Covalently Functionalized MoS2 Initiated Gelation of Hydrogels for Flexible Strain Sensing

Transition metal dichalcogenides (TMDs), with superior mechanical and electrical conductivity, are one of the most promising two-dimensional materials for creating a generation of intelligent and flexible electronic devices. However, due to the high van der Waals and electrostatic attraction, TMD nanomaterials tend to aggregate in dispersants to achieve a stable state, thus severely limiting their further applications. Surface chemical modification is a common strategy for improving the dispersity of TMD nanomaterials; however, there are still constraints such as limited functionalization methods, low grafting rate, and difficult practice application. Thus, it is challenging to develop innovative surface modification systems. Herein, we covalently modify an olefin molecule on surface-inert MoS2, and the modified MoS2 can be used as not only a catalyst for hydrogel polymerization, but also a cross-linker in the hydrogel network. Specifically, allyl is covalently grafted onto chemically exfoliated MoS2, and this modified MoS2 can be uniformly dispersed in polar solvents (such as acetone, N,N-dimethylformamide, and ethanol), remaining stable for more than 2 weeks.

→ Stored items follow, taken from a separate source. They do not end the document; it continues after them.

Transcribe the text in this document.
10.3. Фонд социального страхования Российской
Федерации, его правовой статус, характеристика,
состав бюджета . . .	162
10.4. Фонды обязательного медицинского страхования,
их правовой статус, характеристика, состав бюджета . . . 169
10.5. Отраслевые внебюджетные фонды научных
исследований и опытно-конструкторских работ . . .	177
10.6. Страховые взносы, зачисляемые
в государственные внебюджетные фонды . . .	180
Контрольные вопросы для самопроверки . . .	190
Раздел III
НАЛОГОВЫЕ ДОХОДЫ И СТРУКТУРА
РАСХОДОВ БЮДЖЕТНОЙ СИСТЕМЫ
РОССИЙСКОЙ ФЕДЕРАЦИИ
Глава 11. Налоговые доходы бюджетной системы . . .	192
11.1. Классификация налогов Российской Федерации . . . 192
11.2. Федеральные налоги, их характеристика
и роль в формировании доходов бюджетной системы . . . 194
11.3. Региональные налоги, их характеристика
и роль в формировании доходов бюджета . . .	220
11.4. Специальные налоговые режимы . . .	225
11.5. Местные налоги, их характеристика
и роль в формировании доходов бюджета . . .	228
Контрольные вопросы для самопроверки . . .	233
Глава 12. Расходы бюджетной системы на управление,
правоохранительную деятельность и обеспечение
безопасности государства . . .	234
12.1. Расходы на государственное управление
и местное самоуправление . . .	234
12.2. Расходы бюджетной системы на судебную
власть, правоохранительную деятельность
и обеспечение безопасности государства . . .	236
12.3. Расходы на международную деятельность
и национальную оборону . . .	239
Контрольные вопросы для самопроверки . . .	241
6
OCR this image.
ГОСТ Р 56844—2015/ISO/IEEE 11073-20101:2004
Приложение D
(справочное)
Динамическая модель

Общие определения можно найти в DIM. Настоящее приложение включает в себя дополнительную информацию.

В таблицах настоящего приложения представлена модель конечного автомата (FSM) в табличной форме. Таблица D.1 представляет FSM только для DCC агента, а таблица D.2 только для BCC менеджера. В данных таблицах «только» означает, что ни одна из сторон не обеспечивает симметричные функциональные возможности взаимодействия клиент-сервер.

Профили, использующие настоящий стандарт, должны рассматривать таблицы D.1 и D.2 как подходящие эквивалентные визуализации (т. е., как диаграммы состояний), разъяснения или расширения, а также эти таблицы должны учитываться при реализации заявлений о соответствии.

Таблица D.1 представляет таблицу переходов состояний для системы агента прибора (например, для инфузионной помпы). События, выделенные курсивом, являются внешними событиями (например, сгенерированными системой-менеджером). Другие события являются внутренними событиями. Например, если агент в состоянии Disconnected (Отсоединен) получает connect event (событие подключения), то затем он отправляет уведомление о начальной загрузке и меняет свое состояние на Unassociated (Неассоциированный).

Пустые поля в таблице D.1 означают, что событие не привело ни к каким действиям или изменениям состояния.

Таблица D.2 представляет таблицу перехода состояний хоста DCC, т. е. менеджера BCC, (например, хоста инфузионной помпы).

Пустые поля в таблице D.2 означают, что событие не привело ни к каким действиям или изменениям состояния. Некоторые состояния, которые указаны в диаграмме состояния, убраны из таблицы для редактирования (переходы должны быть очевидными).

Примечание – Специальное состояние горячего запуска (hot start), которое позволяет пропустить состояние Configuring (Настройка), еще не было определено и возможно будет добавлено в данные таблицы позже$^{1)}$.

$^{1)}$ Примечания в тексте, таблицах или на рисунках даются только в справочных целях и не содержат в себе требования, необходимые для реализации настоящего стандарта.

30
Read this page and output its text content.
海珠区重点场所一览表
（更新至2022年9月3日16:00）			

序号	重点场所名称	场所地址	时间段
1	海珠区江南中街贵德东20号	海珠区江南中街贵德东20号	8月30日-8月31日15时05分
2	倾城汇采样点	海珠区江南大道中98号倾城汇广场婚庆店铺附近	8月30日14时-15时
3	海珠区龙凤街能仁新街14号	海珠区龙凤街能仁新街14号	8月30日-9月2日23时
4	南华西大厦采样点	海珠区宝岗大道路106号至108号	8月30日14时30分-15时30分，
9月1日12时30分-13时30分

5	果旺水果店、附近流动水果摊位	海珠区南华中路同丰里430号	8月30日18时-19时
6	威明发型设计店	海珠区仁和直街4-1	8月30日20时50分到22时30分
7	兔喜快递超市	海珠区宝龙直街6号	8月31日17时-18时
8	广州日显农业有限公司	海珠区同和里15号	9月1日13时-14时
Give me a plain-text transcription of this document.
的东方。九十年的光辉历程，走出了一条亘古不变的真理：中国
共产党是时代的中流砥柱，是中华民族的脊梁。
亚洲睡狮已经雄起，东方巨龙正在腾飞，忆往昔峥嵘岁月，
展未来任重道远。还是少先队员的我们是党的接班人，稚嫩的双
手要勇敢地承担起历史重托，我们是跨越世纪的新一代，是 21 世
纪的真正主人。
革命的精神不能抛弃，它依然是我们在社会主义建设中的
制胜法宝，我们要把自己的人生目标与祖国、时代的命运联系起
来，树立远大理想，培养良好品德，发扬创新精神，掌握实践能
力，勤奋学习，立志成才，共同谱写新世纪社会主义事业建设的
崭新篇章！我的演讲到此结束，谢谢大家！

The allyl-modified MoS2 can catalyze the polymerization of polyacrylamide hydrogel and then integrate in the network, which increases the tensile strength of the composite hydrogel. The flexible sensor based on the composite hydrogel exhibits an ideal operating range of 600% and a quick response time of 150 ms. At the same time, the flexible device can also track the massive axial stretching movements of human joints, making it a reliable option for the next wave of wearable sensing technology.